As for Ukraine, Putin, like the KGB officer he had once been, had filled Trump’s mind with calumnies playing upon his particular obsessions. Trump got the idea that it was Ukraine, not Russia, that had interfered in the 2016 election, and that the meddling was against Trump, not for him. As New York Magazine reported, “Trump repeatedly told one senior official that the Russian president said Ukraine sought to undermine him.” Trump further believed in a mysterious “missing server” that was hidden in Ukraine containing the missing emails. In his infamous 2019 shake-down call with Volodomyr Zelensky, Trump alluded to it: “I would like you to find out what happened with this whole situation with Ukraine, they say CrowdStrike. . . I guess you have one of your wealthy people. . . The server, they say Ukraine has it.”

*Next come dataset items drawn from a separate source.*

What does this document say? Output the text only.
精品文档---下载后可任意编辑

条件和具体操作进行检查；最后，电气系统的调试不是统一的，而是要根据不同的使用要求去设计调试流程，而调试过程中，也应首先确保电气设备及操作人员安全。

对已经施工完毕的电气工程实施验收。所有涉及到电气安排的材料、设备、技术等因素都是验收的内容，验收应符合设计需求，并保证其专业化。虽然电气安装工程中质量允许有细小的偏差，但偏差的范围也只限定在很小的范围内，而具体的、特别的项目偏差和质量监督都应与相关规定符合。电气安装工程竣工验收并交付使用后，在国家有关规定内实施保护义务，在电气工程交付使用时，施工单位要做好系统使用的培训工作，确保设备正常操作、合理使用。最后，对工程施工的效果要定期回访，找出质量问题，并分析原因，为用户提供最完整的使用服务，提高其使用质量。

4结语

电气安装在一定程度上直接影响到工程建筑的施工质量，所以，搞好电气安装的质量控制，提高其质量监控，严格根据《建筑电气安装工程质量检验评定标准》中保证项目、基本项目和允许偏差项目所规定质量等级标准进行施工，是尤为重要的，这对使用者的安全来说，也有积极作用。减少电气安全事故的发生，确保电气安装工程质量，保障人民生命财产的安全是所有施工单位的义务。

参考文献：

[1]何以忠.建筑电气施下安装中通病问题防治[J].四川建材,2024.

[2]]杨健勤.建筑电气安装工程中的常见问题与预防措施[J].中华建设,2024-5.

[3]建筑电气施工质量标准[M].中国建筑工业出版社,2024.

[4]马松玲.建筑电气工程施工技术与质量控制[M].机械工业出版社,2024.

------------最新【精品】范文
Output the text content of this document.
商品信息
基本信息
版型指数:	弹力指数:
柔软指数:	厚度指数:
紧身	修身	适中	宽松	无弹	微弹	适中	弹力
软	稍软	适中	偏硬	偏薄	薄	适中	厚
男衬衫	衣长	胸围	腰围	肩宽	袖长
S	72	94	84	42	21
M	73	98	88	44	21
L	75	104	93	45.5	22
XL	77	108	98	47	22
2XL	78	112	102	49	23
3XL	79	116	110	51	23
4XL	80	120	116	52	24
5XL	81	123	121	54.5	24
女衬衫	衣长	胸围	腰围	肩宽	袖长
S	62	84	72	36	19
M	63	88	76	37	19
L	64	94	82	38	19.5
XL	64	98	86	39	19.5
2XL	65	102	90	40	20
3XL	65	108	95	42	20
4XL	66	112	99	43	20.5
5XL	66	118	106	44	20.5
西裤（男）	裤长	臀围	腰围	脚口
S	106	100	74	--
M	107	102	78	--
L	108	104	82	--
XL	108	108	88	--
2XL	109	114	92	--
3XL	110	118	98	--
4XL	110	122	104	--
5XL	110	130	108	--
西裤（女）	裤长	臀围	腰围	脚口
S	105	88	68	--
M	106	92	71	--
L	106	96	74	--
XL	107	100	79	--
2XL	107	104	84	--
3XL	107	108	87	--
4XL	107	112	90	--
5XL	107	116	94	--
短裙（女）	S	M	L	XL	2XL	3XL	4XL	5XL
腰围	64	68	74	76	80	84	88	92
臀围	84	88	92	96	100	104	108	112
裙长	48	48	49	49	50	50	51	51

And because Trump swallowed Putin’s lies, congressional Republicans echoed them. In her testimony before the House intelligence committee, Fiona Hill attempted to debunk it:
Based on questions and statements I have heard, some of you on this committee appear to believe that Russia and its security services did not conduct a campaign against our country—and that perhaps, somehow, for some reason, Ukraine did. This is a fictional narrative that has been perpetrated and propagated by the Russian security services themselves.
Yes, and by their willing mouthpiece, the then-president of the United States.
In 2016, Trump suggested that Russian ownership of Crimea be recognized, and again repeated a factoid that seems likely to have come directly from Putin. “The people of Crimea, from what I’ve heard, would rather be with Russia than where they were,” he told ABC News. The GOP platform was changed to omit endorsing arms for Ukraine. Asked about his view of Putin’s intentions, he huffed, “He’s not going into Ukraine, OK, just so you understand. He’s not gonna go into Ukraine, all right? You can mark it down. You can put it down. You can take it anywhere you want.”
It was more than ignorance, it was hero worship. Trump is a disturbed human being who is constantly revealing his attraction to violence and “strength.” Even as Putin was smashing his tanks into Ukraine, Trump fawned over his “genius” and then boasted that “I know him very, very well.” He said it was “wonderful.” He backtracked after a day or two, but doubtless only after being advised that it was politically unwise.
But if, God forbid, there were ever a second term, political considerations wouldn’t be dispositive and the most sinister and credulous man ever to disgrace the Oval Office would be unconstrained.
Biden hasn’t been perfect—but he’s a godsend given the alternative.